Further project info

In March 2005, PhotoVoice worked with United Response and a group of seven of their beneficiaries with mental health needs from UR services in Dorset, West Sussex and Kent. The aim of the project was to harness the power of photography as a creative medium, and to produce a set of images to communicate the reality of daily life from the perspective of a person with mental health needs.

The series of six workshops ignited imagination and awareness of individual hopes and fears. It resulted in a breath-taking wealth of images and testimonies that clearly communicate individual hopes, fears and achievements – a compelling backdrop to current developments in mental health legislation. The images explored the stigma of living with a mental health need, but also explored what makes life worth living.
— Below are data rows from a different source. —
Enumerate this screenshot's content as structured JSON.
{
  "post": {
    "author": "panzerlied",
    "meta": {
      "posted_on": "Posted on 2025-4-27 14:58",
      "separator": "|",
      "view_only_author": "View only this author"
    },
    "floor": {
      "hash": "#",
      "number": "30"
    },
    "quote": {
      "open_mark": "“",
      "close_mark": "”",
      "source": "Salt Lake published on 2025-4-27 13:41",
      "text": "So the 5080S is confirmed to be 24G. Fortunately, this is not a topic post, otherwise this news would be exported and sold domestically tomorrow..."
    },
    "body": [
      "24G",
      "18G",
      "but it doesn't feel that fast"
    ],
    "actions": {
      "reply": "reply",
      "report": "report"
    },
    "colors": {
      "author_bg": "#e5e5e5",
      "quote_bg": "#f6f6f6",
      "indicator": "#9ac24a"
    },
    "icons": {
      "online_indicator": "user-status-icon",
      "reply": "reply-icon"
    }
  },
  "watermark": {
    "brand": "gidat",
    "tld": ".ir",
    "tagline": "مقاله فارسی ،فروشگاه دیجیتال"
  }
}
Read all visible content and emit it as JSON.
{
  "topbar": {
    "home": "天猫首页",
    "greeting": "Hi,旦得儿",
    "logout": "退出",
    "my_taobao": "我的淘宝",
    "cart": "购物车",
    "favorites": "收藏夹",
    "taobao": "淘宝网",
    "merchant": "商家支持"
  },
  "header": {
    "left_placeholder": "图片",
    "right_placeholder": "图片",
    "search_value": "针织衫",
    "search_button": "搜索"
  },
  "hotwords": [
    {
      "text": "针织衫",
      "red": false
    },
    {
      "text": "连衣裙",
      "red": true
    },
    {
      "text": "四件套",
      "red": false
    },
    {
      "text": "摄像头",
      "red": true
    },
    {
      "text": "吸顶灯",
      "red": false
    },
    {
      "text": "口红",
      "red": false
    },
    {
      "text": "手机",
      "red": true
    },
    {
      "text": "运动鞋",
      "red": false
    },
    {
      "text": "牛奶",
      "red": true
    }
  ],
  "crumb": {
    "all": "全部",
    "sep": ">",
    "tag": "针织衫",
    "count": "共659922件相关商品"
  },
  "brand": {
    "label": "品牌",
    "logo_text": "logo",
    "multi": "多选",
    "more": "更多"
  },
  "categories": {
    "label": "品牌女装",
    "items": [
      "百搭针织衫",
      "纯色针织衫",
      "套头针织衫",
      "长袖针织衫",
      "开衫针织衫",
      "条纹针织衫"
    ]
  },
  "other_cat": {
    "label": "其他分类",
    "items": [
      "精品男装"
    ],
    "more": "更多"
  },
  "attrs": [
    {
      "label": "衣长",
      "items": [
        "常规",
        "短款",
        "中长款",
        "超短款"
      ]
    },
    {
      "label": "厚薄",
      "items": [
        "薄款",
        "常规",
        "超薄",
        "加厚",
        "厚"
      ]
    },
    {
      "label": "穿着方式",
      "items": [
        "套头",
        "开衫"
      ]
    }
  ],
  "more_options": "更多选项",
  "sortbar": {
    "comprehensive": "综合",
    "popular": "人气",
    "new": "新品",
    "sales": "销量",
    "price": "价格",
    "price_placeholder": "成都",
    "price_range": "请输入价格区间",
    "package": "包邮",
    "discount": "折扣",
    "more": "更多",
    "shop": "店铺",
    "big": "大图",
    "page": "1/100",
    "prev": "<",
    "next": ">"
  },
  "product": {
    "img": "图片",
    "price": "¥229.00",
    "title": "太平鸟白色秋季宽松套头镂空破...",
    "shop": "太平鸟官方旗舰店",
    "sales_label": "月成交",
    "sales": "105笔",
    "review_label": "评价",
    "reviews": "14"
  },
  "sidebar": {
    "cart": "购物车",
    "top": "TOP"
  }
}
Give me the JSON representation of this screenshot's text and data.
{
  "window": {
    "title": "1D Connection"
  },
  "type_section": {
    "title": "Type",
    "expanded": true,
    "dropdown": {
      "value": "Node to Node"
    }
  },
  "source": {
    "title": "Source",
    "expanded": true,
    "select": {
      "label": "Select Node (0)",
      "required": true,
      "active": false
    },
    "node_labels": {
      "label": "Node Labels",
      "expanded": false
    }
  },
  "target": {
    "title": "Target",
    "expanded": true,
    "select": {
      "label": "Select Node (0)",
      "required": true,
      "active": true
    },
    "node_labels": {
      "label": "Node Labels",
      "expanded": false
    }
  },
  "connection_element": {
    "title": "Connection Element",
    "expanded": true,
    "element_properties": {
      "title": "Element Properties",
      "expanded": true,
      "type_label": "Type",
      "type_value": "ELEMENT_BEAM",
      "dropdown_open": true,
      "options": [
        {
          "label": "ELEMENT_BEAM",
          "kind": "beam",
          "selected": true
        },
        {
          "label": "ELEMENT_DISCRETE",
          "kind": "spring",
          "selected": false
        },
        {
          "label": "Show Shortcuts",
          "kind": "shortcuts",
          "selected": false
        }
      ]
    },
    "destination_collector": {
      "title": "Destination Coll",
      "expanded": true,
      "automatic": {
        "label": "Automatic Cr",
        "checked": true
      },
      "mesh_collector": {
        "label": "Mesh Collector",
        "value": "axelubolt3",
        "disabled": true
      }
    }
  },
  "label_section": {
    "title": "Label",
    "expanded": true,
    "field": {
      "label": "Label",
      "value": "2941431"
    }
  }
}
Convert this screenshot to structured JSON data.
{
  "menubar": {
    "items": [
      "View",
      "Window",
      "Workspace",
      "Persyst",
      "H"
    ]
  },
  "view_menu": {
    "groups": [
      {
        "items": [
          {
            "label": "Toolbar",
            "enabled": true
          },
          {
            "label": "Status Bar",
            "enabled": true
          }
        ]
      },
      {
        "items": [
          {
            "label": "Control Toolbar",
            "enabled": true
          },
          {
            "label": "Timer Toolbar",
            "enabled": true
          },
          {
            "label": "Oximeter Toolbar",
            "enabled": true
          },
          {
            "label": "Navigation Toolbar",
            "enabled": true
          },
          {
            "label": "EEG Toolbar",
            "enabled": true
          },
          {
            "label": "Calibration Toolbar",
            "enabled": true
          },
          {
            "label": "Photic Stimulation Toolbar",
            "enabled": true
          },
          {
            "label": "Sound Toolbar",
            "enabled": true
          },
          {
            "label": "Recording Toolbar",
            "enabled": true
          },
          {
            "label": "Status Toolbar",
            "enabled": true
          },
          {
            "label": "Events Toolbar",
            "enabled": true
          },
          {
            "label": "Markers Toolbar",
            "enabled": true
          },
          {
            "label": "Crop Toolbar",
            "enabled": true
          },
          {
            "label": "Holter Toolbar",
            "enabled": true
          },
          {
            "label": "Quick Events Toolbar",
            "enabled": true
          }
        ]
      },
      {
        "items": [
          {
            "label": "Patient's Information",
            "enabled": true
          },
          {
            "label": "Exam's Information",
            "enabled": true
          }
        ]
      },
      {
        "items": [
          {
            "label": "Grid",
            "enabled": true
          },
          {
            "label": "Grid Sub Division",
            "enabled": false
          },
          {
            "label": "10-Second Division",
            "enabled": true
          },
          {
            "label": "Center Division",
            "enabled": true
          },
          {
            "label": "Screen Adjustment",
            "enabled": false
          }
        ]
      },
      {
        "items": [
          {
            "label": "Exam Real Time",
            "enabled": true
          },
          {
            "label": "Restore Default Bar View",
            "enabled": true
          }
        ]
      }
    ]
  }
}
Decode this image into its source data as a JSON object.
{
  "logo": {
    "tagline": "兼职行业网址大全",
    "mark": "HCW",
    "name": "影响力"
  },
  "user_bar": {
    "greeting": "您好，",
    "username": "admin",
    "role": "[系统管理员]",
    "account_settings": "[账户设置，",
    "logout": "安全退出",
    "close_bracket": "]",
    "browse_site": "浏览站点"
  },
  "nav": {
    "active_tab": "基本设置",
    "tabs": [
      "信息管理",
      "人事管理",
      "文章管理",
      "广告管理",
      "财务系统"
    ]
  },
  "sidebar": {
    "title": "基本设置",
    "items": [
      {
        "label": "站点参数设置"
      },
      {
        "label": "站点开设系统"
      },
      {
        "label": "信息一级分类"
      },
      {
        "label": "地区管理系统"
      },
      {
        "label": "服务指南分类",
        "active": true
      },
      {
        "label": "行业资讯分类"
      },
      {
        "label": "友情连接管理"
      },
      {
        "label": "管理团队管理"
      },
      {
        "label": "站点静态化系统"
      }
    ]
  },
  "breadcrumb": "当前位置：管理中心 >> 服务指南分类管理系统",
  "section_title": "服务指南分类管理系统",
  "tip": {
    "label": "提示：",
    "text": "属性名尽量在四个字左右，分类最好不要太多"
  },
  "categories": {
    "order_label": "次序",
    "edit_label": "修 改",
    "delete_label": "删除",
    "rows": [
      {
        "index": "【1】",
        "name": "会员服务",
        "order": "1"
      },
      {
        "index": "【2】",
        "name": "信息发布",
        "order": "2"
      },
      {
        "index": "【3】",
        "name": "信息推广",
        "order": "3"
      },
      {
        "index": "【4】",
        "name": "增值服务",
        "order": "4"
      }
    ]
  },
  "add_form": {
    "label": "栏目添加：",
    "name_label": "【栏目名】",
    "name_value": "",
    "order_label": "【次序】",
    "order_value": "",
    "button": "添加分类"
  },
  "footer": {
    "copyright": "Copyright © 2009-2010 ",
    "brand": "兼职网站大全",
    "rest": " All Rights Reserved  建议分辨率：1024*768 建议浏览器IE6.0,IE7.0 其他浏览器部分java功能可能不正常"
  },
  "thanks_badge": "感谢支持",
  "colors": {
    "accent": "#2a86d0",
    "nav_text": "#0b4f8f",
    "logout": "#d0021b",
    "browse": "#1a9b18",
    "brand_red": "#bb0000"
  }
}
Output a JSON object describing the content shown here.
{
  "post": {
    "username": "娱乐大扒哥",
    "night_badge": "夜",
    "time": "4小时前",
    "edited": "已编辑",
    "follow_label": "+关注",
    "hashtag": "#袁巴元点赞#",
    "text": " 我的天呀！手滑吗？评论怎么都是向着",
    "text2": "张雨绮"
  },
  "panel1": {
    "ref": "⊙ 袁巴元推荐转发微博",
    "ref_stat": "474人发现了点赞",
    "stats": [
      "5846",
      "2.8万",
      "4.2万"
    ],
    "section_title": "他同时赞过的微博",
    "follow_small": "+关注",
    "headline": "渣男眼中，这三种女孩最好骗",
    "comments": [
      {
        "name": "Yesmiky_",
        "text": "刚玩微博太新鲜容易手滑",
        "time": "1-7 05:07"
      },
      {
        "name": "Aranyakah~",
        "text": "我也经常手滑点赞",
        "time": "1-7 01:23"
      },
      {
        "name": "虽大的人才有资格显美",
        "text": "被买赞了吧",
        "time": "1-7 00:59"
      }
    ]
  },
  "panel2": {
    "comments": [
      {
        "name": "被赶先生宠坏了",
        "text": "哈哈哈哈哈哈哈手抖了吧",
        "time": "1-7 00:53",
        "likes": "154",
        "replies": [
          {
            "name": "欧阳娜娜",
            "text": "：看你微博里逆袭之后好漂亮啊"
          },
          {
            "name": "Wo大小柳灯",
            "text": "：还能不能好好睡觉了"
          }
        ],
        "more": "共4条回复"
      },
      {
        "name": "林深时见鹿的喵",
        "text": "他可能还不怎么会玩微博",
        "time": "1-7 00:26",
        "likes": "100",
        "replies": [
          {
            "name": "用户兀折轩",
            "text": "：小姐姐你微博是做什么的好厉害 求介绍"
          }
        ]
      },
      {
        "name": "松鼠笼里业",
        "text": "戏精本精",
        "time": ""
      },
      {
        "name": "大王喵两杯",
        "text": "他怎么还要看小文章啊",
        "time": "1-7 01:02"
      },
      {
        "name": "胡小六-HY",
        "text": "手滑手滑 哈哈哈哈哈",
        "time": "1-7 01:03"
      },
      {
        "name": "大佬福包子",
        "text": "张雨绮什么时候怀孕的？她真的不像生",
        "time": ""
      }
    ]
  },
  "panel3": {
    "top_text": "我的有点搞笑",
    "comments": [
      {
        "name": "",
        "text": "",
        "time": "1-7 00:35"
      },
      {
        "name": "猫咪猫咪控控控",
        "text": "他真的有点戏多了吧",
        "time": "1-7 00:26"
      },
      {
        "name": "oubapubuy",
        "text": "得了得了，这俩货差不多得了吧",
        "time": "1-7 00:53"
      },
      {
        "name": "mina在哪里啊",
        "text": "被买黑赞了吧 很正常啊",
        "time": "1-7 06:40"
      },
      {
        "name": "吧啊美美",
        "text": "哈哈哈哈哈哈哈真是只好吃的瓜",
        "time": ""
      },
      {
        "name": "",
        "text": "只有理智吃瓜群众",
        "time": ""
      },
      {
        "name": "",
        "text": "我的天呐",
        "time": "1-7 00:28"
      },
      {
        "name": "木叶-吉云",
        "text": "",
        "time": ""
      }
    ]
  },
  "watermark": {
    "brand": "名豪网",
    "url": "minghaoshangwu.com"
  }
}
In addition, each photographer created a self-portrait, which in many cases showed a very personal journey towards greater self-understanding.

The workshops culminated in an exhibition at The House Of Commons in May 2005 which aimed to raise awareness of some of the key issues facing people with mental health needs, particularly in the context of proposed new Mental Health legislation, and to highlight these to MPs and policy makers.

The parliamentary event was a great success. The photography project was designed to raise awareness of the reality of living with a mental health need, and it succeeded in this. But what no one expected were the profound therapeutic benefits it brought to participants – literally liberating people in several instances.